Well, maybe you can parameter the interpreter with a flag of execution.
If sets to false, it's just resolved without any possible execution.

If you can avoid a try ... catch block, it would be better for perfs, anyway.

My 2 cents,

xyz sa...

Here is what I did in xruby:

1. Try to make stack depth always equal to 1. If the value on stack is no longer needed, just pop it.

2. If stack depth has to be more than 1 and exception may throw, keep the type information of objects on stack somewhere. And before begin..end, save them to local variables, and after begin..end, restore them from local variable.

Robert Thau sa...

A (possibly naive) thought; if you're compiling blocks as methods, you may be able to use some of the same machinery.

The idea would be that

try foo; bar
rescue; zot

could be compiled as if the Ruby looked like:

_caught_exception = nil
_trampoline_func {
try foo; bar
rescue _caught_exception = $!
if !_caught_exception.nil?

where _trampoline_func is just

def _trampoline_func; yield; end

The code in the block ("foo; bar") would have access to the local variables of the method that it's declared in, and the rescue clause in the block is going to immediately return (from the block) anyway, so (the hope is that) it doesn't matter that the stack got trashed.

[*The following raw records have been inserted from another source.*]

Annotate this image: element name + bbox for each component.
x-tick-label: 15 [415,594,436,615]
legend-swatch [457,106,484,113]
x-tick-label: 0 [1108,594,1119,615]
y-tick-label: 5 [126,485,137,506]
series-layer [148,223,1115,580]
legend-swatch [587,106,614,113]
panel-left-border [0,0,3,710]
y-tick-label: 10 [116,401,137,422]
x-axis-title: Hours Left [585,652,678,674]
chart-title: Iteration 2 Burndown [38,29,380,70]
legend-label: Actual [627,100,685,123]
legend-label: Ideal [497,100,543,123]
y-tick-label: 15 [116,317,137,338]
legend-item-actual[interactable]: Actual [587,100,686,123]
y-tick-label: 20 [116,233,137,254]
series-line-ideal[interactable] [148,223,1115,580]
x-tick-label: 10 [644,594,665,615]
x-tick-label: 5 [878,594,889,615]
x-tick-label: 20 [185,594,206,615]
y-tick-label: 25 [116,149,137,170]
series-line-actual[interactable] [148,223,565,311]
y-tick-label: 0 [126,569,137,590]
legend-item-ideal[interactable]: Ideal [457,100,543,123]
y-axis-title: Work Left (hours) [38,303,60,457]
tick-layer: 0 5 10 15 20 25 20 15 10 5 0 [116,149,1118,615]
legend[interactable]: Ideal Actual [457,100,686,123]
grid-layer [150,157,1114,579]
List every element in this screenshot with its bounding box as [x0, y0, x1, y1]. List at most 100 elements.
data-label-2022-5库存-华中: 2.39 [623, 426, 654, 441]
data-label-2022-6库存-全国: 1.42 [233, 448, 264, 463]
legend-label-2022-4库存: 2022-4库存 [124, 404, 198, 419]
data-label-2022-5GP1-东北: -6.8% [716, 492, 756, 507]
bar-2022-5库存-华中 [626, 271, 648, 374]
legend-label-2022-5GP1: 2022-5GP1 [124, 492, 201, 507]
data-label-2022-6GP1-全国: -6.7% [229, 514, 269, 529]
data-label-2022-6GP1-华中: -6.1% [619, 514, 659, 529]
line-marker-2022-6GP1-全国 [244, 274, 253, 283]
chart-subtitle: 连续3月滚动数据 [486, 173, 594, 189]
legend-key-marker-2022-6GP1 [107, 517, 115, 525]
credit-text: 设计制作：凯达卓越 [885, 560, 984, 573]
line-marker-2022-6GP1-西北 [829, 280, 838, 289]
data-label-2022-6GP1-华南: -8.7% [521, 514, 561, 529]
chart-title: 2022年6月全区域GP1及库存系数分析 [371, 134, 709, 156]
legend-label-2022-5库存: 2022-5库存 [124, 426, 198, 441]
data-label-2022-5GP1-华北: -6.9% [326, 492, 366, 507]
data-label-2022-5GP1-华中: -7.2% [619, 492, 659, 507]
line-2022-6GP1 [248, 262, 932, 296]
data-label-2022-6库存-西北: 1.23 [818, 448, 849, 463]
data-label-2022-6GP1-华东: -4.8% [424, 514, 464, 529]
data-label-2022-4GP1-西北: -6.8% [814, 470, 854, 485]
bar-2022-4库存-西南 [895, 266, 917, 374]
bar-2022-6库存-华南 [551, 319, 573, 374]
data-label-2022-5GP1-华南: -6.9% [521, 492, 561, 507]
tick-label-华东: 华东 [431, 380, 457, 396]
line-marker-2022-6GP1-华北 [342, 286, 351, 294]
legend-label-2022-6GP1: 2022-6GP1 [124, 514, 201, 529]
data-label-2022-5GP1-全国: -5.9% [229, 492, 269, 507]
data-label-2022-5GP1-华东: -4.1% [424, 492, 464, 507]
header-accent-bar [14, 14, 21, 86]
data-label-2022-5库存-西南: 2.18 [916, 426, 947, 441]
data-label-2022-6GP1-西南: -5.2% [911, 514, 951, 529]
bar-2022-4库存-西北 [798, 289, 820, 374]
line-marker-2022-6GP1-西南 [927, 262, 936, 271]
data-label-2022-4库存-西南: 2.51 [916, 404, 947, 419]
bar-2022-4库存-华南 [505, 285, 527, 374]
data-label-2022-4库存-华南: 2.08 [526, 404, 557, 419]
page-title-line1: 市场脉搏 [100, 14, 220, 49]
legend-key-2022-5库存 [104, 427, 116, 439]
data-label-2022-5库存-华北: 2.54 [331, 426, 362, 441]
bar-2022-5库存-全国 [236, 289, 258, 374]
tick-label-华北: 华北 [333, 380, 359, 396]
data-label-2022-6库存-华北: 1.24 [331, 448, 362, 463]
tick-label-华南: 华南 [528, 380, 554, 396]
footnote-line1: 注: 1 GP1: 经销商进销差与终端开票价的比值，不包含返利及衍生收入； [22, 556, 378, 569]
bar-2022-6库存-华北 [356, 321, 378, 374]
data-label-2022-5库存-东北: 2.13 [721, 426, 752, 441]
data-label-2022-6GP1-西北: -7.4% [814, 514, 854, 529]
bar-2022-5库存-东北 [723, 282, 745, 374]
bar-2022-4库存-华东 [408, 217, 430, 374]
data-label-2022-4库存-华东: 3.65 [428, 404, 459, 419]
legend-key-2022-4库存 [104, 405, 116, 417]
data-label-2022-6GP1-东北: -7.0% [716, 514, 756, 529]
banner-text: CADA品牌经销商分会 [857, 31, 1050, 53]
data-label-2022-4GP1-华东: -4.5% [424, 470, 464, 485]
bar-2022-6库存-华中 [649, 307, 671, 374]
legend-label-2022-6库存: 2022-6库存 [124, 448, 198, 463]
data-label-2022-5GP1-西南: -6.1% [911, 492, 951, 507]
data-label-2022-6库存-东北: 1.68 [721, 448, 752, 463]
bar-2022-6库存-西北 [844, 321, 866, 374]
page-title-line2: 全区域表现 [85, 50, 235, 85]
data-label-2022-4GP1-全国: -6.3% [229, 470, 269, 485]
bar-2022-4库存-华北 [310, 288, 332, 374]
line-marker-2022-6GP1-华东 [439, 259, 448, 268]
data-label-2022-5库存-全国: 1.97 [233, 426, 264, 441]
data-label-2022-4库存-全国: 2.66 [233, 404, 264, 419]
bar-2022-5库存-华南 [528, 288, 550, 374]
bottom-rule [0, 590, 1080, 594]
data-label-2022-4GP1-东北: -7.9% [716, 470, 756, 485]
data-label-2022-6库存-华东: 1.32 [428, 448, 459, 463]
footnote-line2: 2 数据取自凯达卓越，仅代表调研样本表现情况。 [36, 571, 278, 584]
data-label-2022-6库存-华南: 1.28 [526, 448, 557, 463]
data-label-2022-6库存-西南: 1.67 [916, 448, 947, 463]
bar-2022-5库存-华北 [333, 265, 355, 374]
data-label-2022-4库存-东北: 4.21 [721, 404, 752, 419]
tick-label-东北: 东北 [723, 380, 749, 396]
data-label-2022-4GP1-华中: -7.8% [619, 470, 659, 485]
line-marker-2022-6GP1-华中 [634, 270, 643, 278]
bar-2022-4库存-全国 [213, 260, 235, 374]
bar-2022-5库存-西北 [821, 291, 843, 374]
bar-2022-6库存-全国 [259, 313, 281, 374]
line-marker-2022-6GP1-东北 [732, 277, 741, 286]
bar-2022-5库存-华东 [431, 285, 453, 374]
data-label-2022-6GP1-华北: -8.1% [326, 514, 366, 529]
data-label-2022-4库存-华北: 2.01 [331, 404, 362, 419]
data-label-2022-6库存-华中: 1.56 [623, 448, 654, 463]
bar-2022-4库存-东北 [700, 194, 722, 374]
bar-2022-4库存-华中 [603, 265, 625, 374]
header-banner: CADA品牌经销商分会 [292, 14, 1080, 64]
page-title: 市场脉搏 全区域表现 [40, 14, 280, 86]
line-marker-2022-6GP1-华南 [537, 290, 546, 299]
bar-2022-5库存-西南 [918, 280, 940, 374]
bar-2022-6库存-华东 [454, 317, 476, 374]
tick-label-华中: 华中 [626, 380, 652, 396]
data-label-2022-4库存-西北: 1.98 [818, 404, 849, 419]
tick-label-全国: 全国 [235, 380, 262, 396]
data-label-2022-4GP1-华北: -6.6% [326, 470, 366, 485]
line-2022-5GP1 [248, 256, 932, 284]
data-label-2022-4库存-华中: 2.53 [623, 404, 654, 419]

But I am making some dangerous assumptions here --- that you are implementing blocks more or less like this, and that there is no subtle semantic distinction between code in the body of a 'try', and code in a block...

Eugene Kuleshov sa...

Ola, can you please give a simplified example of the Java bytecode you want to generate? I think I had similar issue at some point, but can't recall all the details now... sa...

Why not use local variables instead of the stack? you have as many local variable slots available to you as you have stack locations. The stack in the jvm isn't really intended to be a long term storage for things, that's what the local variable table is for.

As for the person making a comment about avoiding try/catch blocks for performance - try/catch has no overhead in java until an exception gets thrown - and even then, the overhead is minimal - since it's pretty much just a local goto.